自宅に着いて大きな声でただいまと誰もいない空間に告げ、友達が来てるからとこちらも大きな声で告げる。いつも両親とも仕事から帰ってくるのは遅いのだが、真夏がまたふざけてくるのがわかりきっていたので一芝居打った。
部屋に上がると真夏がごく自然に僕のベッドに腰を掛ける。それを横目に僕はパソコンの前に座り電源ボタンを押す。起動音が響いてモニターがゆっくりと瞼を開く。
「阿良弥はこっちでしょー」と言って真夏がベッドの自分の隣をポンポンッと叩く。
「はぁ? 何でだよ?」
「だってまずはプロットでしょ? 大まかな流れ程度でいいからさ」
「それは出来る人が出来る人にするアドバイスだよ。それにそっちだとパソコン使えねーじゃんか?」
「楽しようとしてるから書きたい事が浮かんで来ないんだよ。基本はノートに鉛筆! まずは何でもいいから思いつく言葉を殴り書きしてみてよ」
悔しいけど真夏の提案に言い返す言葉が見つからなかった。苦し紛れにうちでやる必要がなかったのではと問い詰めたら、真夏はその間に小説のアップロードサイトを探すと答えた。

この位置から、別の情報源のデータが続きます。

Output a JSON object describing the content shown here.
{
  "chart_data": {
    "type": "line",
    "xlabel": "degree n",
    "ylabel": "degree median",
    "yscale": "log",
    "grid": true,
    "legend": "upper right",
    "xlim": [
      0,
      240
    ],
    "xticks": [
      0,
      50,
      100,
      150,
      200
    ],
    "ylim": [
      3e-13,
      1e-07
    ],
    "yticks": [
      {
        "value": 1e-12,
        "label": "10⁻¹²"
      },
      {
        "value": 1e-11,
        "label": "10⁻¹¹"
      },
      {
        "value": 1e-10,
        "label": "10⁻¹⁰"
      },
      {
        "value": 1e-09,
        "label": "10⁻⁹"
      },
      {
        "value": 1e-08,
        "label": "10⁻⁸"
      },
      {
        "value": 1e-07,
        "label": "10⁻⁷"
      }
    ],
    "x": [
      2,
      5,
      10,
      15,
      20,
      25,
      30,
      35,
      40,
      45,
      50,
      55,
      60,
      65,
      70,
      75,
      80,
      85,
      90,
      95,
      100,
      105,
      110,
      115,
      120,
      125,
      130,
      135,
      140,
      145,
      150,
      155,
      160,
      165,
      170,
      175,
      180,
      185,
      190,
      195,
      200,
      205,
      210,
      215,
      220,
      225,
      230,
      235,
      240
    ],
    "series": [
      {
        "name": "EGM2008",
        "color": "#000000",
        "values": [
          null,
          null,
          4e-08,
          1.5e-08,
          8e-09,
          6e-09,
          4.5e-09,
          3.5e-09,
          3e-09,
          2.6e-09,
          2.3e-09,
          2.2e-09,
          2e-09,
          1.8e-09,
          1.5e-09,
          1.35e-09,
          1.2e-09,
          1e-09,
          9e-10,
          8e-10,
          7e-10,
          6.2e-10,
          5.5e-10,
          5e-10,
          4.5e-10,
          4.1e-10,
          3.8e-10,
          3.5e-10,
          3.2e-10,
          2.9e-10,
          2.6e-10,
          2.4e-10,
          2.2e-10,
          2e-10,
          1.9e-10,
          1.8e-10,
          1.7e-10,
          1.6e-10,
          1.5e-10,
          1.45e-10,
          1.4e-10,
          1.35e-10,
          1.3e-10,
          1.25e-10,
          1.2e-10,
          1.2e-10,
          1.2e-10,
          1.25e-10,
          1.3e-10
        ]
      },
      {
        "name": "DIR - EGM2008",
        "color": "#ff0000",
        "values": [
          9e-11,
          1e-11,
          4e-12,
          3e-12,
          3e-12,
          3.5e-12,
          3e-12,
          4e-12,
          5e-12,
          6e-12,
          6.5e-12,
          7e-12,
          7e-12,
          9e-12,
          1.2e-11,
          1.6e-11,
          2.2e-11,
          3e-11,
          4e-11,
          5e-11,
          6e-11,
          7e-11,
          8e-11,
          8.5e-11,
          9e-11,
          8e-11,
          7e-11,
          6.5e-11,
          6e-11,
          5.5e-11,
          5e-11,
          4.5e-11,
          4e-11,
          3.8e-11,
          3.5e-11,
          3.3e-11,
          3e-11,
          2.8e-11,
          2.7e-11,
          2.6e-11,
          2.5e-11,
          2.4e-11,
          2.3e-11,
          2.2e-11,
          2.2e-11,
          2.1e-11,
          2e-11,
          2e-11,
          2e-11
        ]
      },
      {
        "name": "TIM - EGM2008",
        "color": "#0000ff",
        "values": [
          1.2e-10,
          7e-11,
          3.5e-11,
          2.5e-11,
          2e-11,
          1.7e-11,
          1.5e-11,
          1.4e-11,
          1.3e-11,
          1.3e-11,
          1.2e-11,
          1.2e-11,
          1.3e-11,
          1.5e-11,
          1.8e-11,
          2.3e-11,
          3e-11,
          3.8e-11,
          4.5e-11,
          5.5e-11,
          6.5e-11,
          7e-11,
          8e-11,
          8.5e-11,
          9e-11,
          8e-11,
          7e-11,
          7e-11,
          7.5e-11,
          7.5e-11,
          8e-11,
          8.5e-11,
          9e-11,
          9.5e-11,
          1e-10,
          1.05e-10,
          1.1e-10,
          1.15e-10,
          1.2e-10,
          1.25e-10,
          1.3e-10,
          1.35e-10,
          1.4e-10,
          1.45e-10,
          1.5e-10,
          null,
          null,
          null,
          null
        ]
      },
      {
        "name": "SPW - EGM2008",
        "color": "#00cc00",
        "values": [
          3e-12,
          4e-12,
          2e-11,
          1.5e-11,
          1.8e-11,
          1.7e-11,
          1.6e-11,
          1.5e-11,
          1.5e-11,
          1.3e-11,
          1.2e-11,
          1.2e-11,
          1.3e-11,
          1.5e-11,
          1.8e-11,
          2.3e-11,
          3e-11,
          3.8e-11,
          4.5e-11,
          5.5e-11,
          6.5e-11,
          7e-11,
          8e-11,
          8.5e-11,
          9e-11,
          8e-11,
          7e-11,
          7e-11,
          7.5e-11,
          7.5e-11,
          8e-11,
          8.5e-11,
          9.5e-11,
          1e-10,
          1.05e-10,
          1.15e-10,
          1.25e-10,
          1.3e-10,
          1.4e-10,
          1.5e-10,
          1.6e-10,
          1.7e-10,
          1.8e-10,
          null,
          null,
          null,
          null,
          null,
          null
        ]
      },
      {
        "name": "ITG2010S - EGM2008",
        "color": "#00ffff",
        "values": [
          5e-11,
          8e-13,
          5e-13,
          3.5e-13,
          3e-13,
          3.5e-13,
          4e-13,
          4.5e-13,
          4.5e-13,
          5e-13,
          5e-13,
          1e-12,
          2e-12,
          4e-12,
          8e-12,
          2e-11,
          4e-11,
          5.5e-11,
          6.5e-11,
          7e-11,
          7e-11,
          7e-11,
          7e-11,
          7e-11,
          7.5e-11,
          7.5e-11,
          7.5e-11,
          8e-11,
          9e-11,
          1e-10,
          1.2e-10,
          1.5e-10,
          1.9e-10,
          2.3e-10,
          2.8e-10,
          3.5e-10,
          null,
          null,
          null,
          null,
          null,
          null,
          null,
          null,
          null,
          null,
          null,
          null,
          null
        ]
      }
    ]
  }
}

さて。そうは言っても、そもそもその言葉が浮かんでこないんだ。しばしの間黙ってノートと睨めっこをしていると、真夏がマウスをカチカチ操作しながら質問を投げかけてきた。
「一番良く読むジャンルって何なの?」
「何かオススメの本ってある?」
「作者って男性作家が多い? それとも女性作家?」
「舞台だとどんなのが好き?」
「じゃあさ、じゃあさ……」
真夏の質問に答えていく内に、徐々にノートが単語で満たされていく。気がつくと、いつの間にか真夏は黙ってネット検索をしていて、僕もそのまま頭の中に散らばっている小石のような言葉をひたすらに拾い集めていた。
時間を忘れる、とはこんな時に使う言葉ではなかろうか?
しかし突然の真夏の台詞で、時間経過を俯瞰していた僕の気持ちが身体に戻っていく。
「へー、KAMONOさんってんだ。阿良弥普段こういうの観てんだ」
真夏がYouTubeを開いて、閲覧履歴から僕のお気に入りの配信者さんの動画を観ている。
KAMONOさんは主に歌ってみた動画を上げてる配信者だ。彼女の透き通った歌声は僕の心が荒く削れた時に、その段差を慣らしてくれる気がする。
「ちょ、何観てんだよ! 小説投稿サイト調べてんじゃねーのかよっ⁉︎」
集中する力ってのは本当に凄いんだと実感した。KAMONOさんの歌声がモニター脇のスピーカーから聴こえていたんだけど、真夏の声が聞こえるまでその囀りのような歌声に気付かなかった。
耳に意識の何割かが持っていかれると、夢に向かって歩いていく不安感や、向かっていく気持ちみたいなものが静かに鳴りを潜めていく。頭に浮かんでいた言葉たちもその姿形は見えているのに、グラフィックがグリフに見えなくなる。
椅子から振り返った姿勢で僕を見つめる真夏の瞳は、そんな僕を見透かしているように黒みを増した。